Platonic Solids from Perfect Triangles

Here are Plato’s two perfect triangles from his seminal work “Timaeus” that can create the 5 platonic solids (which are according to him form the elements of earth, air, water, fire …)

They are worth having as objects in the bookshelf to use and demonstrate how to build platonic solids, geodesic domes, tensegrity structures, etc.  Also they can be used to for statics class to demonstrate simple trigonometry (45/45/90 and 30/60/90 triangles), as well as x and y components of force vectors in statics.

Braced Frames vs Moment Frames

Comparing braced frames to moment frames, is like comparing triangles to squares…

The square can easily deform and requires rigid joints if used as a lateral system to resist wind/seismic…

The triangle can only deform if the member itself shrinks or extends axially (along length) – which is difficult to do significantly (PL/AE).   The square with rigid joints does not need to deform axially, it simple needs to bend and it will translate.   So moment frames are about 20 times more flexible than braced frames (+/-10).   To make a moment frame into braced frame, simply add a diagonal…

Composite Beam Stiffness

You can make four strips of wood, say 1″ wide by 1/8″ thick.   Take a pair and tape the middle together, take another pair and only tape the ends.   Feel the difference in stiffness…
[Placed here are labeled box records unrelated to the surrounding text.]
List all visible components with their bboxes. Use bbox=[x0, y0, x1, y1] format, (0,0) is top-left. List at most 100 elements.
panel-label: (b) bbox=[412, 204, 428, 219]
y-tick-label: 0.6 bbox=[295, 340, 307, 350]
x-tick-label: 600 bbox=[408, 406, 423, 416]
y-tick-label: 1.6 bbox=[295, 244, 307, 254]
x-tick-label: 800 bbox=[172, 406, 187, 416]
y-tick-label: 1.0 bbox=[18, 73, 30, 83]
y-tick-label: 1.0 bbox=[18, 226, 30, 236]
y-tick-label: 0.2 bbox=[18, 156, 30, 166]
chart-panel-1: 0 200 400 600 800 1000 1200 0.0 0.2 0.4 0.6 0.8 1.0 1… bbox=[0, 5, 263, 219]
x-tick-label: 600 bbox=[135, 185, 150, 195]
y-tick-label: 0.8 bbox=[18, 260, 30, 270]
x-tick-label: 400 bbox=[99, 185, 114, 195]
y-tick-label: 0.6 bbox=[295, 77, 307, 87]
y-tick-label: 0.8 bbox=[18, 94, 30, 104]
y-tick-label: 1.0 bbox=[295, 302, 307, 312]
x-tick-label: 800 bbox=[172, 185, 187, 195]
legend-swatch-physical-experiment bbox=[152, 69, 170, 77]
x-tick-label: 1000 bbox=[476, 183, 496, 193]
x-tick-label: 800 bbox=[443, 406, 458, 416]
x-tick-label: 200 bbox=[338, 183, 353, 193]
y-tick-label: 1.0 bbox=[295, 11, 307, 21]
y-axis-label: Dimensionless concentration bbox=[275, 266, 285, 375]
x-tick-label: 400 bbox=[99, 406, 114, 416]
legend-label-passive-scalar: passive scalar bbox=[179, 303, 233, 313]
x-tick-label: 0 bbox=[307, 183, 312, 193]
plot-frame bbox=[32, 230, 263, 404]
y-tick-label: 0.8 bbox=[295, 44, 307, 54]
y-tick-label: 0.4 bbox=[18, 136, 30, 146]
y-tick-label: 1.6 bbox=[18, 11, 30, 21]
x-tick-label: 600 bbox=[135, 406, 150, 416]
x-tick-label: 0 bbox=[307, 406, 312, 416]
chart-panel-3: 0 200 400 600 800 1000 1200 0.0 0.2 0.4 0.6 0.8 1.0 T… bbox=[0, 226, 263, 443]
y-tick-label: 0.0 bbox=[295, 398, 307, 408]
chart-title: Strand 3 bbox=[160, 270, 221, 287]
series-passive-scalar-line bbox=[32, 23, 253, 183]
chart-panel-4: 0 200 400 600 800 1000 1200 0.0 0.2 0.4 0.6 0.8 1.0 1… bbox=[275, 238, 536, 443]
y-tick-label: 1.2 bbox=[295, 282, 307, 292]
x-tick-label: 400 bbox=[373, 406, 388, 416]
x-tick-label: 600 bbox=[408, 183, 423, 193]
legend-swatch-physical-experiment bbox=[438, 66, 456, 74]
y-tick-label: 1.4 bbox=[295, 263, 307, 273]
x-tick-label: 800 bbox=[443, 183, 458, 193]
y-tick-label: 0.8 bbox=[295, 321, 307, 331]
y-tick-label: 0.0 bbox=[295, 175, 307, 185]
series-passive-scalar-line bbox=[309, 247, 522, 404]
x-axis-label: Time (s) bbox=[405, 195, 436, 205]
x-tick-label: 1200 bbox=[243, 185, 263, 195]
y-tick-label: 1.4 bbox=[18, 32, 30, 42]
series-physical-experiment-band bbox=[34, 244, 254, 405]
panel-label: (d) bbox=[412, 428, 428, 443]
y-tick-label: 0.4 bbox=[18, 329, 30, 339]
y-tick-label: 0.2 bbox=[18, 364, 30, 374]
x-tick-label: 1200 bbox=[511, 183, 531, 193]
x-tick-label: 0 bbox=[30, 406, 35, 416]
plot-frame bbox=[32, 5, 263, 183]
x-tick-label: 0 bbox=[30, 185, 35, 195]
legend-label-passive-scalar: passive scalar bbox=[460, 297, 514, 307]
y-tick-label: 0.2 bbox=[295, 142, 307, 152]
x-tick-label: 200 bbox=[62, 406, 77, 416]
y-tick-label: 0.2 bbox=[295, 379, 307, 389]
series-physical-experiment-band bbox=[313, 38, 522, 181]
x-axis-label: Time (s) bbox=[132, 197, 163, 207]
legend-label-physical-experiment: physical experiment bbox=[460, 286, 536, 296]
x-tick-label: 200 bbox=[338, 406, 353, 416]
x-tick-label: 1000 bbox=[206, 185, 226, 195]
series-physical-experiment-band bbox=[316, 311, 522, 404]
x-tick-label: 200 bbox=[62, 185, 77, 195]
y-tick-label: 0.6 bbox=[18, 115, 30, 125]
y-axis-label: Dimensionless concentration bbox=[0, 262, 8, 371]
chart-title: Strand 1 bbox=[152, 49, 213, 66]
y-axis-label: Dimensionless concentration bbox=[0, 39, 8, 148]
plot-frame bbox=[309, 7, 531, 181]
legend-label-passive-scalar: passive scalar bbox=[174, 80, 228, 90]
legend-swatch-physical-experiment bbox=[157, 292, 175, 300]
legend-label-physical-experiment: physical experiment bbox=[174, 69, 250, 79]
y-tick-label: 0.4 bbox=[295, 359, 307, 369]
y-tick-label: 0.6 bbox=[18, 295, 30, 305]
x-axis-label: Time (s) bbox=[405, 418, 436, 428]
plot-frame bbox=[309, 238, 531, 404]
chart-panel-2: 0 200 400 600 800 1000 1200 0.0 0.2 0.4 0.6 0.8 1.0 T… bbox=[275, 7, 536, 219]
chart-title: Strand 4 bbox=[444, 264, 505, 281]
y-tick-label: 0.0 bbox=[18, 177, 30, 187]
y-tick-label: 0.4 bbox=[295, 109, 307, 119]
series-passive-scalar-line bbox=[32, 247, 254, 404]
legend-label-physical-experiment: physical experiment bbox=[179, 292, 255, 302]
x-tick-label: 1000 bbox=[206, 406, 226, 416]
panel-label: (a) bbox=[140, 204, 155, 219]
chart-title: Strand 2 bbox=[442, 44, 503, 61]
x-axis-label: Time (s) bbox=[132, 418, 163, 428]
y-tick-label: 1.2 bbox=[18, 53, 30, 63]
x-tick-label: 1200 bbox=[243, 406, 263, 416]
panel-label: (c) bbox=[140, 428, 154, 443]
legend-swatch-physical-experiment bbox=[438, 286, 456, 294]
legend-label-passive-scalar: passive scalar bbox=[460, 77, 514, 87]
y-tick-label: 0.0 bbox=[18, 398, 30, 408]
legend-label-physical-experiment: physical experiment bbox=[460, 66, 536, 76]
The one you one tape in the middle will act as two separate beams.  The one you taped at the ends will act as one beam with double the thickness.  How much stiffer will the beam that is taped at the ends be?   Since deflection is proportional to moment of inertia, and I is proportional to thickness cubed, it will be 4 times more stiff!  Two cubed is eight, and 1 cubed times 2 members is 2, and 8/2 = 4.  It will be double the strength and 4 times the stiffness – just by taping the ends so it resists horizontal shear and acts as a composite beam.  Go ahead and try this simple experiment.